One milestone of note is we're currently in the midst of the sesquicentennial of the American Civil War (1861-65). There have been and will continue to be many observances, particularly around various battles and civil rights advances. Earlier I was too preoccupied, but more recently I've been keeping DH company on visits to some of the numerous national parks that preserve old battlefields large and small.
Last weekend we went on a walking tour featuring the smallest national park I've ever visited, Fort Stevens, part of the Civil War defenses of Washington, DC and the namesake for the Battle of Fort Stevens, July 11-12, 1864, which President Lincoln observed. The smallest national cemetery I've ever seen, Battleground National Cemetery, was also part of the tour. Park Ranger Mike gave an excellent, informative talk and encouraged questions. Thank you, Ranger Mike!
It's astonishing to think of Washington as a heavily fortified city, completely ringed by forts and artillery batteries built largely by escaped slaves (.pdf map). Until the abolition of slavery in 1865, enslaved African Americans were considered property in much of the U.S., including the District of Columbia, and runaways were considered contraband. The contraband camps that formed around the forts during their construction and that persisted after became some of the first black neighborhoods of the city. This heritage is historically significant yet severely under-documented. To remedy that, the National Parks Service is seeking African Americans with ties to these neighborhoods to record their stories. Not to mention it would be nice to see more diversity in Ranger Mike's audience.
History tells us it was hot and humid 150 years ago, and so it was when we took the walking tour. I was very grateful I was wearing light clothing and sunscreen (but I forgot my hat), carrying little, and had access to shade and chilled water provided by the NPS and was not wearing a wool uniform and carrying a 60-pound (27 kg) military pack and a 10-pound (4.5 kg) musket, with orders to charge the abatis surrounding the fort. History further tells us that when some Confederate soldiers looted the Silver Spring mansion of Montgomery Blair (a member of President Lincoln's cabinet and one of the lawyers who unsuccessfully represented Dred Scott), they so enjoyed the barrels of fine whisky they discovered in the basement that the next morning they were unable to make an early start. Had they done so, this is part of what they would have seen: tall earthworks crowned by battlements and 30-pound Parrott cannons commanding the high ground, with neighboring forts providing interlocking fields of fire. Imagining it all gave me a little shiver.
The anniversary events drew modest crowds of tourists and re-enactors, including some Confederate re-enactors who became upset the Parks Service wouldn't let them in the park with their historic battle flags, which are banned because of their equally historic use by hate groups.
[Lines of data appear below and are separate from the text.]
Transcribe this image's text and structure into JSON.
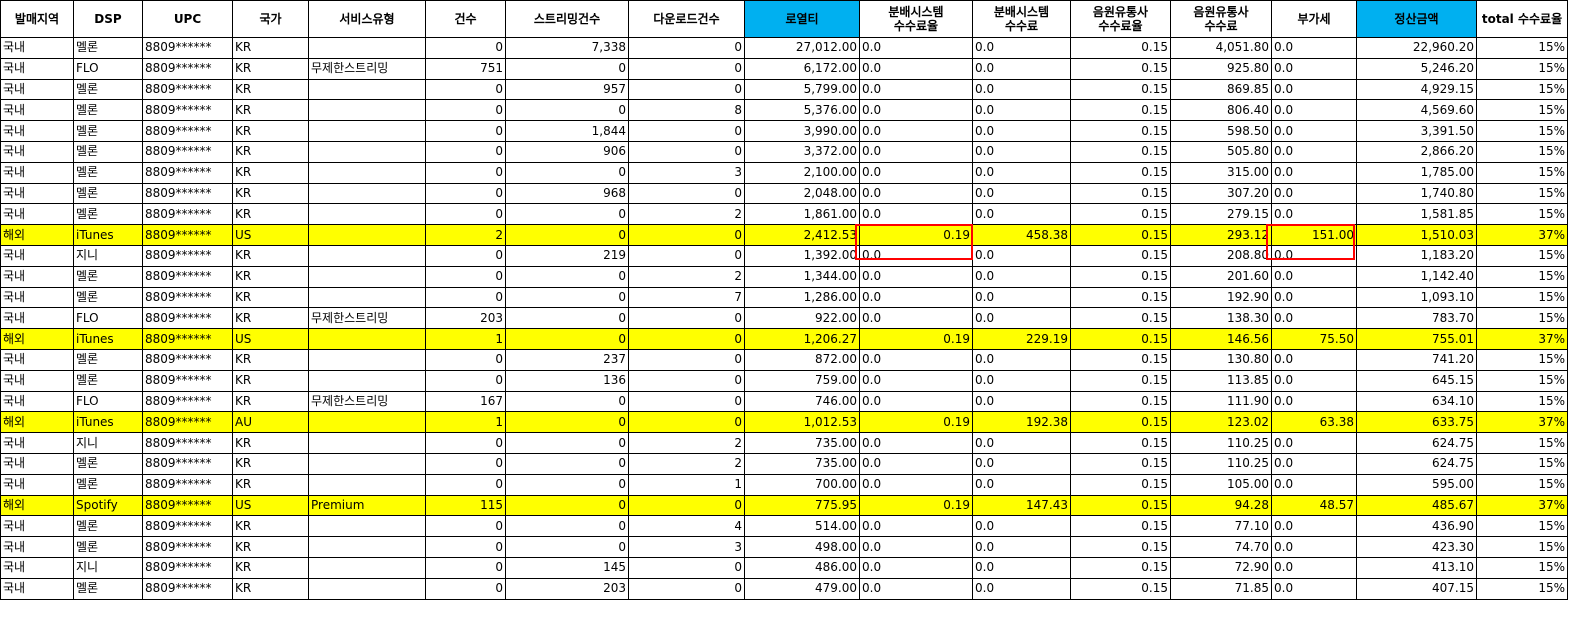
{
  "headers": [
    {
      "text": "발매지역",
      "highlight": false
    },
    {
      "text": "DSP",
      "highlight": false
    },
    {
      "text": "UPC",
      "highlight": false
    },
    {
      "text": "국가",
      "highlight": false
    },
    {
      "text": "서비스유형",
      "highlight": false
    },
    {
      "text": "건수",
      "highlight": false
    },
    {
      "text": "스트리밍건수",
      "highlight": false
    },
    {
      "text": "다운로드건수",
      "highlight": false
    },
    {
      "text": "로열티",
      "highlight": true
    },
    {
      "text": "분배시스템\n수수료율",
      "highlight": false
    },
    {
      "text": "분배시스템\n수수료",
      "highlight": false
    },
    {
      "text": "음원유통사\n수수료율",
      "highlight": false
    },
    {
      "text": "음원유통사\n수수료",
      "highlight": false
    },
    {
      "text": "부가세",
      "highlight": false
    },
    {
      "text": "정산금액",
      "highlight": true
    },
    {
      "text": "total 수수료율",
      "highlight": false
    }
  ],
  "rows": [
    {
      "hl": false,
      "c": [
        "국내",
        "멜론",
        "8809******",
        "KR",
        "",
        "0",
        "7,338",
        "0",
        "27,012.00",
        "0.0",
        "0.0",
        "0.15",
        "4,051.80",
        "0.0",
        "22,960.20",
        "15%"
      ]
    },
    {
      "hl": false,
      "c": [
        "국내",
        "FLO",
        "8809******",
        "KR",
        "무제한스트리밍",
        "751",
        "0",
        "0",
        "6,172.00",
        "0.0",
        "0.0",
        "0.15",
        "925.80",
        "0.0",
        "5,246.20",
        "15%"
      ]
    },
    {
      "hl": false,
      "c": [
        "국내",
        "멜론",
        "8809******",
        "KR",
        "",
        "0",
        "957",
        "0",
        "5,799.00",
        "0.0",
        "0.0",
        "0.15",
        "869.85",
        "0.0",
        "4,929.15",
        "15%"
      ]
    },
    {
      "hl": false,
      "c": [
        "국내",
        "멜론",
        "8809******",
        "KR",
        "",
        "0",
        "0",
        "8",
        "5,376.00",
        "0.0",
        "0.0",
        "0.15",
        "806.40",
        "0.0",
        "4,569.60",
        "15%"
      ]
    },
    {
      "hl": false,
      "c": [
        "국내",
        "멜론",
        "8809******",
        "KR",
        "",
        "0",
        "1,844",
        "0",
        "3,990.00",
        "0.0",
        "0.0",
        "0.15",
        "598.50",
        "0.0",
        "3,391.50",
        "15%"
      ]
    },
    {
      "hl": false,
      "c": [
        "국내",
        "멜론",
        "8809******",
        "KR",
        "",
        "0",
        "906",
        "0",
        "3,372.00",
        "0.0",
        "0.0",
        "0.15",
        "505.80",
        "0.0",
        "2,866.20",
        "15%"
      ]
    },
    {
      "hl": false,
      "c": [
        "국내",
        "멜론",
        "8809******",
        "KR",
        "",
        "0",
        "0",
        "3",
        "2,100.00",
        "0.0",
        "0.0",
        "0.15",
        "315.00",
        "0.0",
        "1,785.00",
        "15%"
      ]
    },
    {
      "hl": false,
      "c": [
        "국내",
        "멜론",
        "8809******",
        "KR",
        "",
        "0",
        "968",
        "0",
        "2,048.00",
        "0.0",
        "0.0",
        "0.15",
        "307.20",
        "0.0",
        "1,740.80",
        "15%"
      ]
    },
    {
      "hl": false,
      "c": [
        "국내",
        "멜론",
        "8809******",
        "KR",
        "",
        "0",
        "0",
        "2",
        "1,861.00",
        "0.0",
        "0.0",
        "0.15",
        "279.15",
        "0.0",
        "1,581.85",
        "15%"
      ]
    },
    {
      "hl": true,
      "c": [
        "해외",
        "iTunes",
        "8809******",
        "US",
        "",
        "2",
        "0",
        "0",
        "2,412.53",
        "0.19",
        "458.38",
        "0.15",
        "293.12",
        "151.00",
        "1,510.03",
        "37%"
      ]
    },
    {
      "hl": false,
      "c": [
        "국내",
        "지니",
        "8809******",
        "KR",
        "",
        "0",
        "219",
        "0",
        "1,392.00",
        "0.0",
        "0.0",
        "0.15",
        "208.80",
        "0.0",
        "1,183.20",
        "15%"
      ]
    },
    {
      "hl": false,
      "c": [
        "국내",
        "멜론",
        "8809******",
        "KR",
        "",
        "0",
        "0",
        "2",
        "1,344.00",
        "0.0",
        "0.0",
        "0.15",
        "201.60",
        "0.0",
        "1,142.40",
        "15%"
      ]
    },
    {
      "hl": false,
      "c": [
        "국내",
        "멜론",
        "8809******",
        "KR",
        "",
        "0",
        "0",
        "7",
        "1,286.00",
        "0.0",
        "0.0",
        "0.15",
        "192.90",
        "0.0",
        "1,093.10",
        "15%"
      ]
    },
    {
      "hl": false,
      "c": [
        "국내",
        "FLO",
        "8809******",
        "KR",
        "무제한스트리밍",
        "203",
        "0",
        "0",
        "922.00",
        "0.0",
        "0.0",
        "0.15",
        "138.30",
        "0.0",
        "783.70",
        "15%"
      ]
    },
    {
      "hl": true,
      "c": [
        "해외",
        "iTunes",
        "8809******",
        "US",
        "",
        "1",
        "0",
        "0",
        "1,206.27",
        "0.19",
        "229.19",
        "0.15",
        "146.56",
        "75.50",
        "755.01",
        "37%"
      ]
    },
    {
      "hl": false,
      "c": [
        "국내",
        "멜론",
        "8809******",
        "KR",
        "",
        "0",
        "237",
        "0",
        "872.00",
        "0.0",
        "0.0",
        "0.15",
        "130.80",
        "0.0",
        "741.20",
        "15%"
      ]
    },
    {
      "hl": false,
      "c": [
        "국내",
        "멜론",
        "8809******",
        "KR",
        "",
        "0",
        "136",
        "0",
        "759.00",
        "0.0",
        "0.0",
        "0.15",
        "113.85",
        "0.0",
        "645.15",
        "15%"
      ]
    },
    {
      "hl": false,
      "c": [
        "국내",
        "FLO",
        "8809******",
        "KR",
        "무제한스트리밍",
        "167",
        "0",
        "0",
        "746.00",
        "0.0",
        "0.0",
        "0.15",
        "111.90",
        "0.0",
        "634.10",
        "15%"
      ]
    },
    {
      "hl": true,
      "c": [
        "해외",
        "iTunes",
        "8809******",
        "AU",
        "",
        "1",
        "0",
        "0",
        "1,012.53",
        "0.19",
        "192.38",
        "0.15",
        "123.02",
        "63.38",
        "633.75",
        "37%"
      ]
    },
    {
      "hl": false,
      "c": [
        "국내",
        "지니",
        "8809******",
        "KR",
        "",
        "0",
        "0",
        "2",
        "735.00",
        "0.0",
        "0.0",
        "0.15",
        "110.25",
        "0.0",
        "624.75",
        "15%"
      ]
    },
    {
      "hl": false,
      "c": [
        "국내",
        "멜론",
        "8809******",
        "KR",
        "",
        "0",
        "0",
        "2",
        "735.00",
        "0.0",
        "0.0",
        "0.15",
        "110.25",
        "0.0",
        "624.75",
        "15%"
      ]
    },
    {
      "hl": false,
      "c": [
        "국내",
        "멜론",
        "8809******",
        "KR",
        "",
        "0",
        "0",
        "1",
        "700.00",
        "0.0",
        "0.0",
        "0.15",
        "105.00",
        "0.0",
        "595.00",
        "15%"
      ]
    },
    {
      "hl": true,
      "c": [
        "해외",
        "Spotify",
        "8809******",
        "US",
        "Premium",
        "115",
        "0",
        "0",
        "775.95",
        "0.19",
        "147.43",
        "0.15",
        "94.28",
        "48.57",
        "485.67",
        "37%"
      ]
    },
    {
      "hl": false,
      "c": [
        "국내",
        "멜론",
        "8809******",
        "KR",
        "",
        "0",
        "0",
        "4",
        "514.00",
        "0.0",
        "0.0",
        "0.15",
        "77.10",
        "0.0",
        "436.90",
        "15%"
      ]
    },
    {
      "hl": false,
      "c": [
        "국내",
        "멜론",
        "8809******",
        "KR",
        "",
        "0",
        "0",
        "3",
        "498.00",
        "0.0",
        "0.0",
        "0.15",
        "74.70",
        "0.0",
        "423.30",
        "15%"
      ]
    },
    {
      "hl": false,
      "c": [
        "국내",
        "지니",
        "8809******",
        "KR",
        "",
        "0",
        "145",
        "0",
        "486.00",
        "0.0",
        "0.0",
        "0.15",
        "72.90",
        "0.0",
        "413.10",
        "15%"
      ]
    },
    {
      "hl": false,
      "c": [
        "국내",
        "멜론",
        "8809******",
        "KR",
        "",
        "0",
        "203",
        "0",
        "479.00",
        "0.0",
        "0.0",
        "0.15",
        "71.85",
        "0.0",
        "407.15",
        "15%"
      ]
    }
  ]
}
The would-be Rebels sorta complied – they stood on the public sidewalk with flags half-furled and yelled rude things at passersby. I declined to take their pictures.
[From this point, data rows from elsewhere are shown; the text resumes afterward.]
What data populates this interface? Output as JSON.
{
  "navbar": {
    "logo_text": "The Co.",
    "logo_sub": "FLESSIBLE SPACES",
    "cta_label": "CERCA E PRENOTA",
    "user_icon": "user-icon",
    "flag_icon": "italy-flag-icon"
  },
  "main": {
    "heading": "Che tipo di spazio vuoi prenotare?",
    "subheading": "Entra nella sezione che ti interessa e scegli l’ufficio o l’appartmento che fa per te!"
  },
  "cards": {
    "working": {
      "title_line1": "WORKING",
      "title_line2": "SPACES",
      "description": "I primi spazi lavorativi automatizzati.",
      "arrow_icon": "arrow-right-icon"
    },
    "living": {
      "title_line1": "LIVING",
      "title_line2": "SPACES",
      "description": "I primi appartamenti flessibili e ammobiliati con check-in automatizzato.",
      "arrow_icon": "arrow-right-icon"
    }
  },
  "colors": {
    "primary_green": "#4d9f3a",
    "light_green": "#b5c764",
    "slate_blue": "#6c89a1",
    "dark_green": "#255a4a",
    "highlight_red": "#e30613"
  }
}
DH was surprised and very pleased by the outing. He's visited a fair number of old battlefields, some famous, some obscure, some hard to find. Even though less than half of the little fort is standing, DH pronounced the remnants among the best-preserved Civil War era earthen battlements he's ever seen. The location, inside the District, is easily reached. There is free street parking, but no amenities at the site; however, the park is in the urban residential neighborhood of Brightwood, which has all the conveniences. The ground is uneven and sloping, sensible shoes are helpful. There are no barriers to wheelchairs, but no improvements for them either. Those who miss a guided tour can easily follow the well-marked signs for a self-guided tour. I'd say for those with the time and inclination, it's worth a visit, but for those making the whirlwind tour of major monuments and museums in Washington, it's easily skipped.